Decompressieziekte van de kleine hersenen: Kenmerken: coördinatie stoornissen, gevolgd door schokkende bewegingen en spiertrillingen, overdreven praten.
Ruggenmerg: begint vaak met gordelpijn of pijn in het verloop van één ruggenmergszenuw. Dit kan leiden tot verlamming van het onderlichaam (dubbelzijdig) en incontinentie van de blaas. Komt vaak in combinatie met chokes (longaandoening, zie onder).
Binnenoor:Kenmerken: duizeligheid, misselijkheid, braken, gehoorverlies, en oorsuizing- en. Komt met name voor bij saturatie duiken en duiken met gasmengsels dieper dan 100 meter.
Maag-darmkanaal:Kenmerken: misselijkheid en braken. In ernstige gevallen kan de zuurstof voorziening naar de darmen worden afgesloten, waardoor de darm afsterft en bloedingen ontstaan.

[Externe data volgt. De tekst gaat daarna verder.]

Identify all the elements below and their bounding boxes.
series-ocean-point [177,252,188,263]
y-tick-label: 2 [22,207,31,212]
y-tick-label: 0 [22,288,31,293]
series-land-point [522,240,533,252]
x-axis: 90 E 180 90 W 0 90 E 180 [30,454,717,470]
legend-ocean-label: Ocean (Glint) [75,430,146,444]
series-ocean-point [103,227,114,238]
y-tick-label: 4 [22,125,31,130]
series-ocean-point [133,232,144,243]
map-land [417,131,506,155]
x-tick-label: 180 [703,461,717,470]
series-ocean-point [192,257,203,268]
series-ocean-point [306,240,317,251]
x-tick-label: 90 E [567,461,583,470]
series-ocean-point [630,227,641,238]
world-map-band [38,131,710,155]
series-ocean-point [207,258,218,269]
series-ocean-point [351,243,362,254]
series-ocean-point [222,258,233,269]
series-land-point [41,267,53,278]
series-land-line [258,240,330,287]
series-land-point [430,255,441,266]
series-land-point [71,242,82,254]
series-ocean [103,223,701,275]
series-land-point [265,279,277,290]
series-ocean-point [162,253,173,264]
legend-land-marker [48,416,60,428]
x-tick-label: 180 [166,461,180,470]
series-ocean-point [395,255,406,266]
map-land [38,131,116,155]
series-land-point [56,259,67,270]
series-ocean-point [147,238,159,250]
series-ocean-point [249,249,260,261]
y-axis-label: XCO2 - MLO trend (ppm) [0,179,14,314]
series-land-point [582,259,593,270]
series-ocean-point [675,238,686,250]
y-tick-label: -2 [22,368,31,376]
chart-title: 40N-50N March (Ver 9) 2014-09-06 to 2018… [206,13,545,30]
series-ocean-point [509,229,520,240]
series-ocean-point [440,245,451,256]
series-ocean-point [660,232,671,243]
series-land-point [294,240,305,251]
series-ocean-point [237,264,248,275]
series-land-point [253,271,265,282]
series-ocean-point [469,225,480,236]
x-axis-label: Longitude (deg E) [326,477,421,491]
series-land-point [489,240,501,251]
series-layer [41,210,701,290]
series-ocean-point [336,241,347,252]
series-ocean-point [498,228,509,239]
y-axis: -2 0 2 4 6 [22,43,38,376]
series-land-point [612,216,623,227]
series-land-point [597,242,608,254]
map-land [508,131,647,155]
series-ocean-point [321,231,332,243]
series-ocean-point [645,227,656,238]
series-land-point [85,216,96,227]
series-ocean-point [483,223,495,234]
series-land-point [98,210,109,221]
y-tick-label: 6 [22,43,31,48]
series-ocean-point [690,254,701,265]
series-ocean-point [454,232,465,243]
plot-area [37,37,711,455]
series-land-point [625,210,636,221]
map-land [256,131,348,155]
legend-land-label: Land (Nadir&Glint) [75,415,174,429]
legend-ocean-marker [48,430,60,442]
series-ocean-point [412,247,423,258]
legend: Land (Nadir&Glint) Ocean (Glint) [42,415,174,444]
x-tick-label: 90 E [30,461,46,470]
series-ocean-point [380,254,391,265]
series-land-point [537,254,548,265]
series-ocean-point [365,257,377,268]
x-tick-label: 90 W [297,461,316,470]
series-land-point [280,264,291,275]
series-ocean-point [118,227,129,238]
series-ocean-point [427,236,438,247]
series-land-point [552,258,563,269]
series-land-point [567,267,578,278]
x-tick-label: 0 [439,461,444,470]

Hart en longen (chokes): Deze klachten treden op als meer dan 10% van de longbloed- vaatjes verstopt raakt door gasbelletjes. Kenmerken: pijn in de borst, hoesten (verergerend bij inademing), benauwdheid en een snelle oppervlakkige inademing. Door toenemend zuurstofgebrek wordt de duiker blauw, wat leidt tot shock en langzaam hartritme. Hierop volgt de dood. Als de gasbelletjes de kransslagaderen van het hart afsluiten ontstaan ritmestoornissen die vaak zeer moeilijk te behandelen zijn.